Patricia was frowning.

“Hello again.” Chase smiled, although inside, she was churning up.

Patricia stopped walking and glared at Chase. “I was taking these to the graveyard,” she said. “But I think I’ll just give them to you instead.”

She held the flowers out and Chase looked at them: White lilies.

“Sorry, but why would you give them to me?” She frowned.

Patricia scowled. “Because they’re for dead people.”

Chase didn’t realise her mouth was open until a fly flew into it, making her gag and spit. “I beg your pardon?” She wasn’t sure she had heard properly.

“Dead people. Dead people. Dead people,” Patricia sang.
 

Chase took a step back and Patricia took a step forward.

“Dead people. Dead people ...” She flung the flowers at Chase before skipping away toward the church, still chanting her macabre litany.
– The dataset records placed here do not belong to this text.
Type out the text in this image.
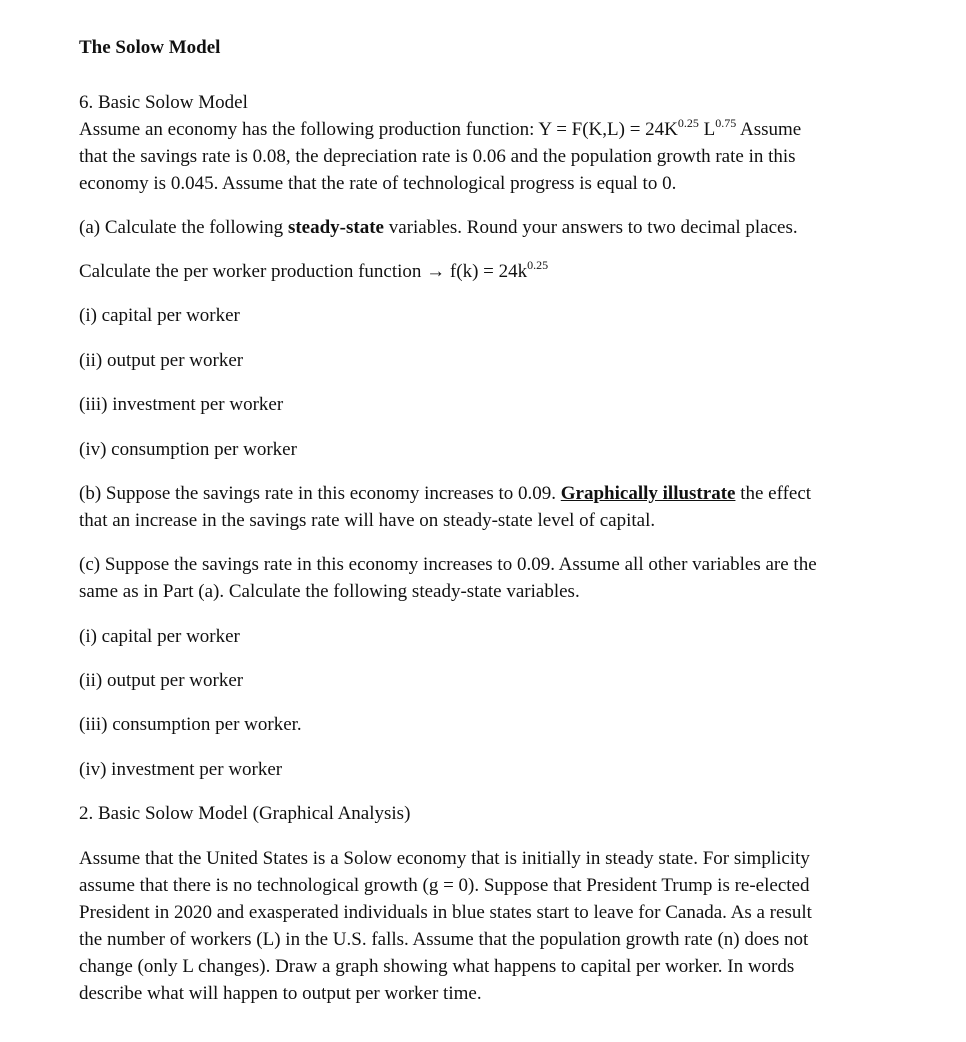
The Solow Model
6. Basic Solow Model
Assume an economy has the following production function: $Y = F(K,L) = 24K^{0.25}$ $L^{0.75}$ Assume
that the savings rate is 0.08, the depreciation rate is 0.06 and the population growth rate in this
economy is 0.045. Assume that the rate of technological progress is equal to 0.
(a) Calculate the following steady-state variables. Round your answers to two decimal places.
Calculate the per worker production function → $f(k) = 24k^{0.25}$
(i) capital per worker
(ii) output per worker
(iii) investment per worker
(iv) consumption per worker
(b) Suppose the savings rate in this economy increases to 0.09. Graphically illustrate the effect
that an increase in the savings rate will have on steady-state level of capital.
(c) Suppose the savings rate in this economy increases to 0.09. Assume all other variables are the
same as in Part (a). Calculate the following steady-state variables.
(i) capital per worker
(ii) output per worker
(iii) consumption per worker.
(iv) investment per worker
2. Basic Solow Model (Graphical Analysis)
Assume that the United States is a Solow economy that is initially in steady state. For simplicity
assume that there is no technological growth (g = 0). Suppose that President Trump is re-elected
President in 2020 and exasperated individuals in blue states start to leave for Canada. As a result
the number of workers (L) in the U.S. falls. Assume that the population growth rate (n) does not
change (only L changes). Draw a graph showing what happens to capital per worker. In words
describe what will happen to output per worker time.
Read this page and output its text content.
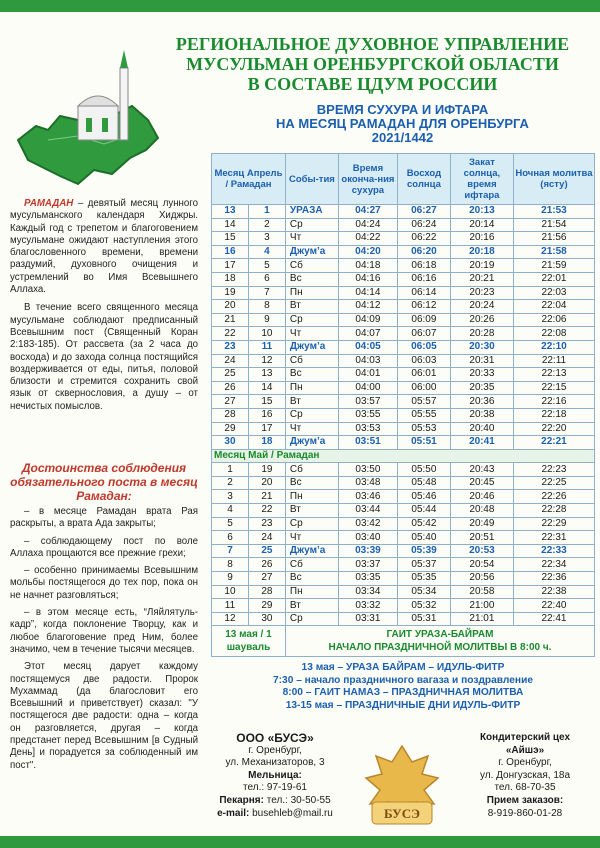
РЕГИОНАЛЬНОЕ ДУХОВНОЕ УПРАВЛЕНИЕ
МУСУЛЬМАН ОРЕНБУРГСКОЙ ОБЛАСТИ
В СОСТАВЕ ЦДУМ РОССИИ
ВРЕМЯ СУХУРА И ИФТАРА
НА МЕСЯЦ РАМАДАН ДЛЯ ОРЕНБУРГА
2021/1442

РАМАДАН – девятый месяц лунного мусульманского календаря Хиджры. Каждый год с трепетом и благоговением мусульмане ожидают наступления этого благословенного времени, времени раздумий, духовного очищения и устремлений во Имя Всевышнего Аллаха.

В течение всего священного месяца мусульмане соблюдают предписанный Всевышним пост (Священный Коран 2:183-185). От рассвета (за 2 часа до восхода) и до захода солнца постящийся воздерживается от еды, питья, половой близости и стремится сохранить свой язык от сквернословия, а душу – от нечистых помыслов.

Достоинства соблюдения обязательного поста в месяц Рамадан:

– в месяце Рамадан врата Рая раскрыты, а врата Ада закрыты;

– соблюдающему пост по воле Аллаха прощаются все прежние грехи;

– особенно принимаемы Всевышним мольбы постящегося до тех пор, пока он не начнет разговляться;

– в этом месяце есть, “Ляйлятуль-кадр”, когда поклонение Творцу, как и любое благоговение пред Ним, более значимо, чем в течение тысячи месяцев.

Этот месяц дарует каждому постящемуся две радости. Пророк Мухаммад (да благословит его Всевышний и приветствует) сказал: "У постящегося две радости: одна – когда он разговляется, другая – когда предстанет перед Всевышним [в Судный День] и порадуется за соблюденный им пост".

Месяц Апрель / Рамадан		Собы-тия	Время оконча-ния сухура	Восход солнца	Закат солнца, время ифтара	Ночная молитва (ясту)
13	1	УРАЗА	04:27	06:27	20:13	21:53
14	2	Ср	04:24	06:24	20:14	21:54
15	3	Чт	04:22	06:22	20:16	21:56
16	4	Джум’а	04:20	06:20	20:18	21:58
17	5	Сб	04:18	06:18	20:19	21:59
18	6	Вс	04:16	06:16	20:21	22:01
19	7	Пн	04:14	06:14	20:23	22:03
20	8	Вт	04:12	06:12	20:24	22:04
21	9	Ср	04:09	06:09	20:26	22:06
22	10	Чт	04:07	06:07	20:28	22:08
23	11	Джум’а	04:05	06:05	20:30	22:10
24	12	Сб	04:03	06:03	20:31	22:11
25	13	Вс	04:01	06:01	20:33	22:13
26	14	Пн	04:00	06:00	20:35	22:15
27	15	Вт	03:57	05:57	20:36	22:16
28	16	Ср	03:55	05:55	20:38	22:18
29	17	Чт	03:53	05:53	20:40	22:20
30	18	Джум’а	03:51	05:51	20:41	22:21
Месяц Май / Рамадан						
1	19	Сб	03:50	05:50	20:43	22:23
2	20	Вс	03:48	05:48	20:45	22:25
3	21	Пн	03:46	05:46	20:46	22:26
4	22	Вт	03:44	05:44	20:48	22:28
5	23	Ср	03:42	05:42	20:49	22:29
6	24	Чт	03:40	05:40	20:51	22:31
7	25	Джум’а	03:39	05:39	20:53	22:33
8	26	Сб	03:37	05:37	20:54	22:34
9	27	Вс	03:35	05:35	20:56	22:36
10	28	Пн	03:34	05:34	20:58	22:38
11	29	Вт	03:32	05:32	21:00	22:40
12	30	Ср	03:31	05:31	21:01	22:41
13 мая / 1 шауваль		ГАИТ УРАЗА-БАЙРАМ
НАЧАЛО ПРАЗДНИЧНОЙ МОЛИТВЫ В 8:00 ч.				
13 мая – УРАЗА БАЙРАМ – ИДУЛЬ-ФИТР
7:30 – начало праздничного вагаза и поздравление
8:00 – ГАИТ НАМАЗ – ПРАЗДНИЧНАЯ МОЛИТВА
13-15 мая – ПРАЗДНИЧНЫЕ ДНИ ИДУЛЬ-ФИТР
ООО «БУСЭ»
г. Оренбург,
ул. Механизаторов, 3
Мельница:
тел.: 97-19-61
Пекарня: тел.: 30-50-55
e-mail: busehleb@mail.ru	БУСЭ
Кондитерский цех
«Айшэ»
г. Оренбург,
ул. Донгузская, 18а
тел. 68-70-35
Прием заказов:
8-919-860-01-28
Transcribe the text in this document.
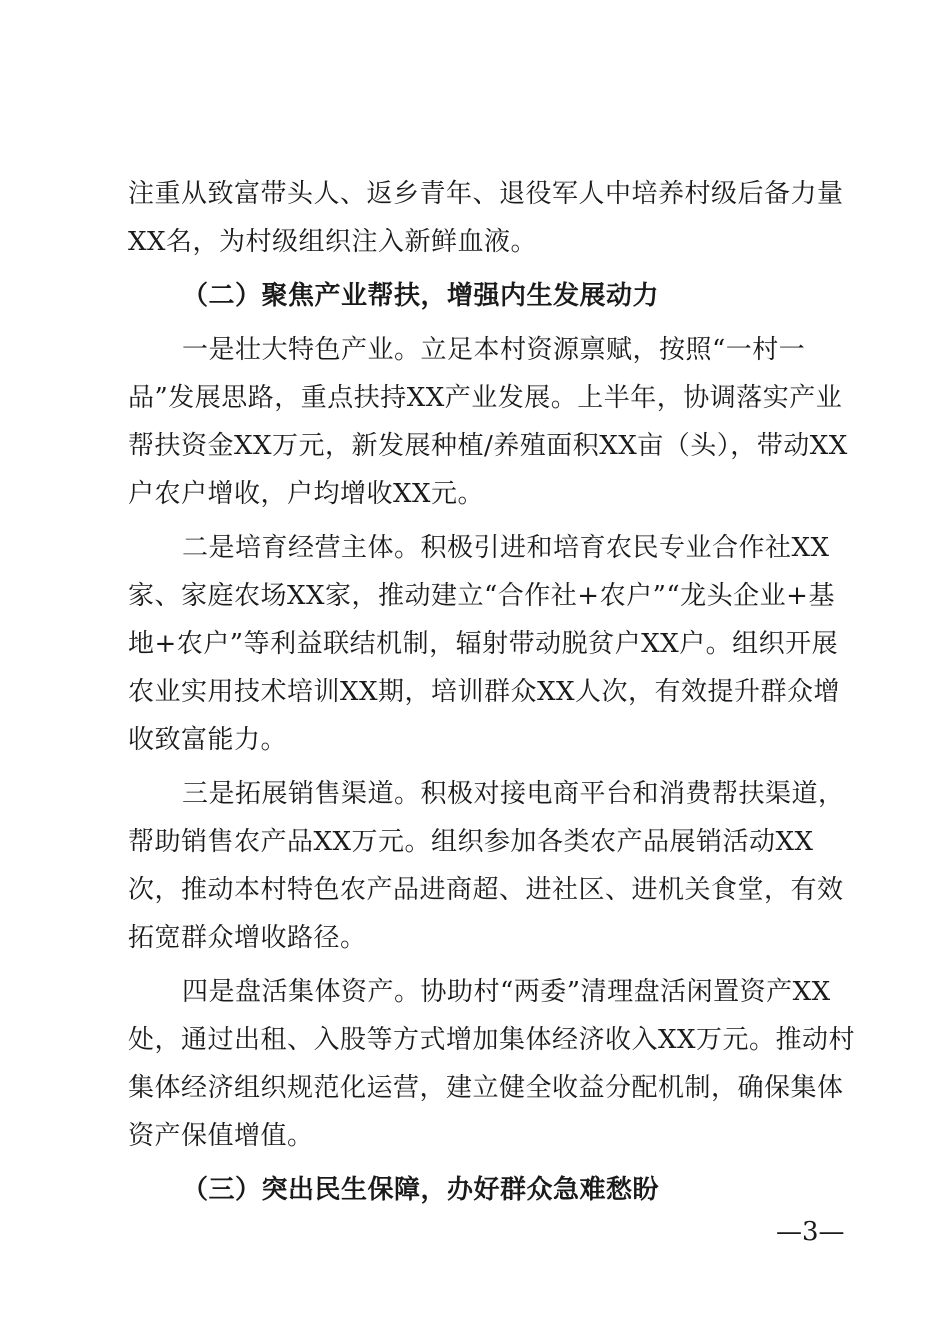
注重从致富带头人、返乡青年、退役军人中培养村级后备力量
XX名，为村级组织注入新鲜血液。
（二）聚焦产业帮扶，增强内生发展动力
一是壮大特色产业。立足本村资源禀赋，按照“一村一
品”发展思路，重点扶持XX产业发展。上半年，协调落实产业
帮扶资金XX万元，新发展种植/养殖面积XX亩（头），带动XX
户农户增收，户均增收XX元。
二是培育经营主体。积极引进和培育农民专业合作社XX
家、家庭农场XX家，推动建立“合作社+农户”“龙头企业+基
地+农户”等利益联结机制，辐射带动脱贫户XX户。组织开展
农业实用技术培训XX期，培训群众XX人次，有效提升群众增
收致富能力。
三是拓展销售渠道。积极对接电商平台和消费帮扶渠道，
帮助销售农产品XX万元。组织参加各类农产品展销活动XX
次，推动本村特色农产品进商超、进社区、进机关食堂，有效
拓宽群众增收路径。
四是盘活集体资产。协助村“两委”清理盘活闲置资产XX
处，通过出租、入股等方式增加集体经济收入XX万元。推动村
集体经济组织规范化运营，建立健全收益分配机制，确保集体
资产保值增值。
（三）突出民生保障，办好群众急难愁盼
—3—
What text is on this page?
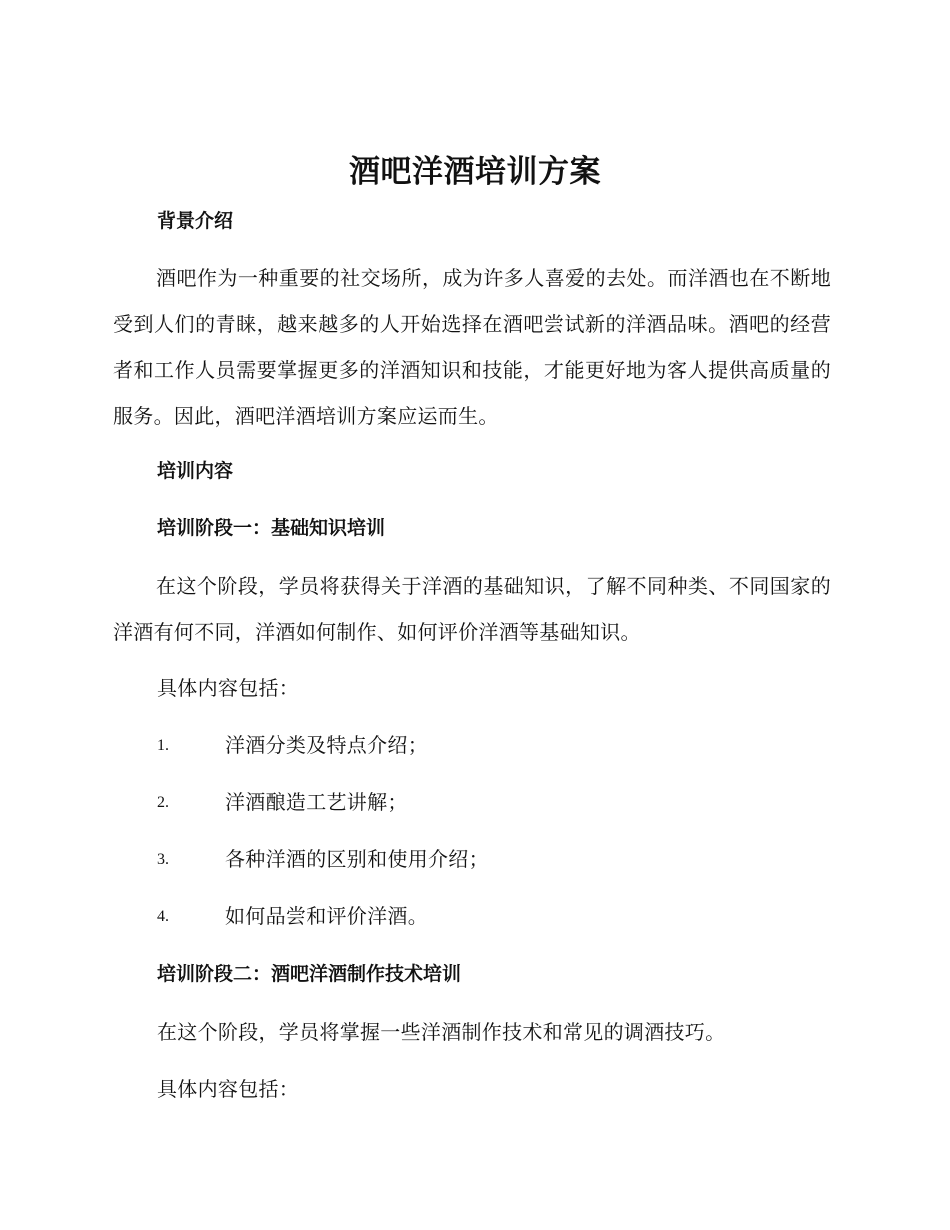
酒吧洋酒培训方案
背景介绍
酒吧作为一种重要的社交场所，成为许多人喜爱的去处。而洋酒也在不断地受到人们的青睐，越来越多的人开始选择在酒吧尝试新的洋酒品味。酒吧的经营者和工作人员需要掌握更多的洋酒知识和技能，才能更好地为客人提供高质量的服务。因此，酒吧洋酒培训方案应运而生。
培训内容
培训阶段一：基础知识培训
在这个阶段，学员将获得关于洋酒的基础知识，了解不同种类、不同国家的洋酒有何不同，洋酒如何制作、如何评价洋酒等基础知识。
具体内容包括：
1.	洋酒分类及特点介绍；
2.	洋酒酿造工艺讲解；
3.	各种洋酒的区别和使用介绍；
4.	如何品尝和评价洋酒。
培训阶段二：酒吧洋酒制作技术培训
在这个阶段，学员将掌握一些洋酒制作技术和常见的调酒技巧。
具体内容包括：
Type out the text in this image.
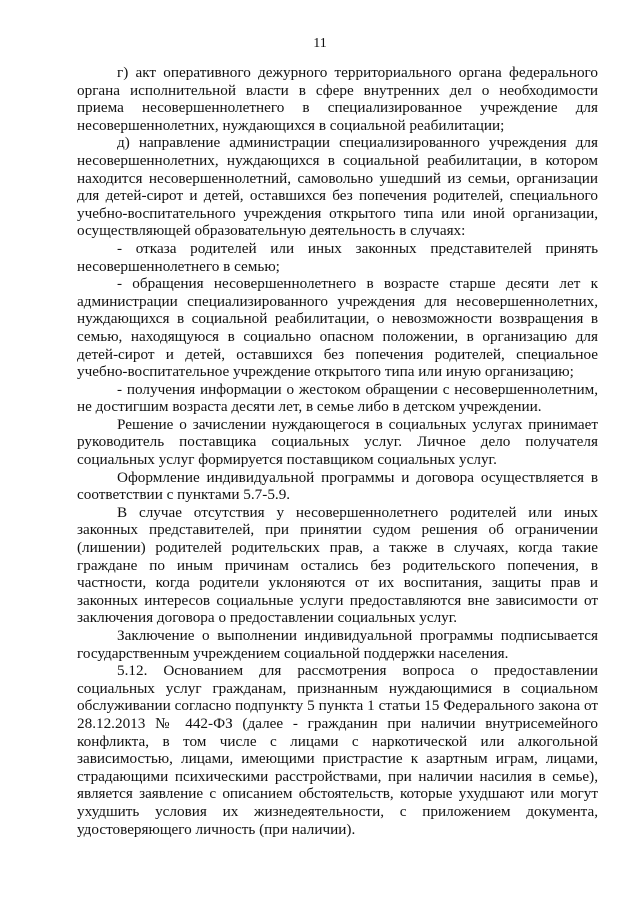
11

г) акт оперативного дежурного территориального органа федерального органа исполнительной власти в сфере внутренних дел о необходимости приема несовершеннолетнего в специализированное учреждение для несовершеннолетних, нуждающихся в социальной реабилитации;

д) направление администрации специализированного учреждения для несовершеннолетних, нуждающихся в социальной реабилитации, в котором находится несовершеннолетний, самовольно ушедший из семьи, организации для детей-сирот и детей, оставшихся без попечения родителей, специального учебно-воспитательного учреждения открытого типа или иной организации, осуществляющей образовательную деятельность в случаях:

- отказа родителей или иных законных представителей принять несовершеннолетнего в семью;

- обращения несовершеннолетнего в возрасте старше десяти лет к администрации специализированного учреждения для несовершеннолетних, нуждающихся в социальной реабилитации, о невозможности возвращения в семью, находящуюся в социально опасном положении, в организацию для детей-сирот и детей, оставшихся без попечения родителей, специальное учебно-воспитательное учреждение открытого типа или иную организацию;

- получения информации о жестоком обращении с несовершеннолетним, не достигшим возраста десяти лет, в семье либо в детском учреждении.

Решение о зачислении нуждающегося в социальных услугах принимает руководитель поставщика социальных услуг. Личное дело получателя социальных услуг формируется поставщиком социальных услуг.

Оформление индивидуальной программы и договора осуществляется в соответствии с пунктами 5.7-5.9.

В случае отсутствия у несовершеннолетнего родителей или иных законных представителей, при принятии судом решения об ограничении (лишении) родителей родительских прав, а также в случаях, когда такие граждане по иным причинам остались без родительского попечения, в частности, когда родители уклоняются от их воспитания, защиты прав и законных интересов социальные услуги предоставляются вне зависимости от заключения договора о предоставлении социальных услуг.

Заключение о выполнении индивидуальной программы подписывается государственным учреждением социальной поддержки населения.

5.12. Основанием для рассмотрения вопроса о предоставлении социальных услуг гражданам, признанным нуждающимися в социальном обслуживании согласно подпункту 5 пункта 1 статьи 15 Федерального закона от 28.12.2013 № 442-ФЗ (далее - гражданин при наличии внутрисемейного конфликта, в том числе с лицами с наркотической или алкогольной зависимостью, лицами, имеющими пристрастие к азартным играм, лицами, страдающими психическими расстройствами, при наличии насилия в семье), является заявление с описанием обстоятельств, которые ухудшают или могут ухудшить условия их жизнедеятельности, с приложением документа, удостоверяющего личность (при наличии).
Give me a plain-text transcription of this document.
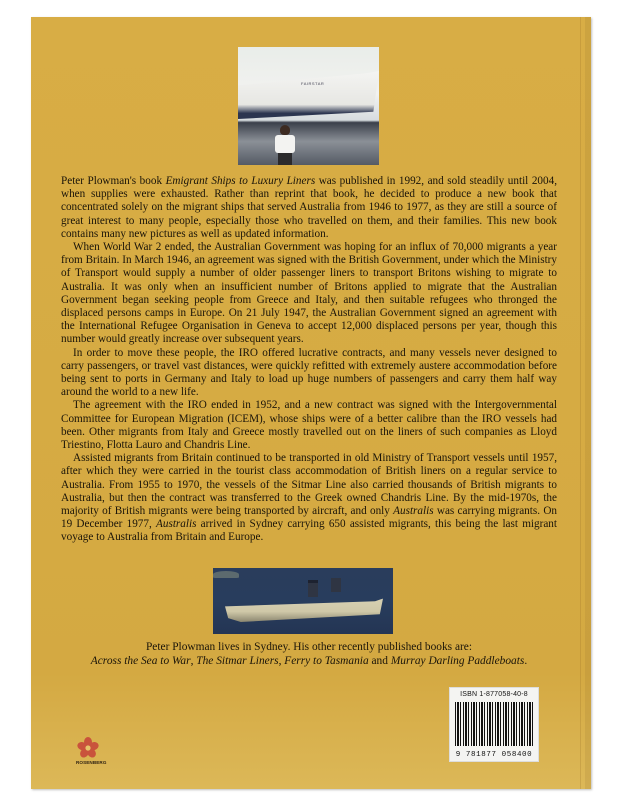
FAIRSTAR

Peter Plowman's book Emigrant Ships to Luxury Liners was published in 1992, and sold steadily until 2004, when supplies were exhausted. Rather than reprint that book, he decided to produce a new book that concentrated solely on the migrant ships that served Australia from 1946 to 1977, as they are still a source of great interest to many people, especially those who travelled on them, and their families. This new book contains many new pictures as well as updated information.

When World War 2 ended, the Australian Government was hoping for an influx of 70,000 migrants a year from Britain. In March 1946, an agreement was signed with the British Government, under which the Ministry of Transport would supply a number of older passenger liners to transport Britons wishing to migrate to Australia. It was only when an insufficient number of Britons applied to migrate that the Australian Government began seeking people from Greece and Italy, and then suitable refugees who thronged the displaced persons camps in Europe. On 21 July 1947, the Australian Government signed an agreement with the International Refugee Organisation in Geneva to accept 12,000 displaced persons per year, though this number would greatly increase over subsequent years.

In order to move these people, the IRO offered lucrative contracts, and many vessels never designed to carry passengers, or travel vast distances, were quickly refitted with extremely austere accommodation before being sent to ports in Germany and Italy to load up huge numbers of passengers and carry them half way around the world to a new life.

The agreement with the IRO ended in 1952, and a new contract was signed with the Intergovernmental Committee for European Migration (ICEM), whose ships were of a better calibre than the IRO vessels had been. Other migrants from Italy and Greece mostly travelled out on the liners of such companies as Lloyd Triestino, Flotta Lauro and Chandris Line.

Assisted migrants from Britain continued to be transported in old Ministry of Transport vessels until 1957, after which they were carried in the tourist class accommodation of British liners on a regular service to Australia. From 1955 to 1970, the vessels of the Sitmar Line also carried thousands of British migrants to Australia, but then the contract was transferred to the Greek owned Chandris Line. By the mid-1970s, the majority of British migrants were being transported by aircraft, and only Australis was carrying migrants. On 19 December 1977, Australis arrived in Sydney carrying 650 assisted migrants, this being the last migrant voyage to Australia from Britain and Europe.

Peter Plowman lives in Sydney. His other recently published books are:
Across the Sea to War, The Sitmar Liners, Ferry to Tasmania and Murray Darling Paddleboats.
ISBN 1-877058-40-8
9 781877 058400
ROSENBERG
Chase stared at the flowers scattered at her feet, shaking her head in disbelief. First Belinda had thrown cakes at her, and now Patricia had thrown flowers. What next? What the hell is going on? she wondered.

 

Beneath the black sky, the farmhouse looked even more decrepit. Nervously, Chase approached the swinging front door. She couldn’t believe she had plucked up the courage to come out here, but she needed to know what the hell was going on. The last time she had been here, Jane had accompanied her, bolstering her bravado. Now she was alone. All alone. Thunder rumbled in the distance, a celestial drum roll that shook the ground and startled her.

Unsure whether to enter the building, Chase stood on the threshold, holding the door open as another peal of thunder played percussion to the raindrops that began to fall, sizzling as they hit the rusted metal panels on the barn. In the darkening atmosphere, the interior of the building appeared to come alive with shadows. A rancid smell filled the air. A sudden wind blew past her, snatching the door from her grasp and slamming it against the frame. The house shuddered. Hesitantly, she opened the door back up, noticing objects suspended from the rafters of the room swinging like incense holders. She narrowed her eyes, trying to make out what they were before a flicker of lightning illuminated the scene, and she wished that she hadn’t seen it after all: dead animals; rabbits, squirrels and pigeons hung up like a grotesque mobile hanging from a crib.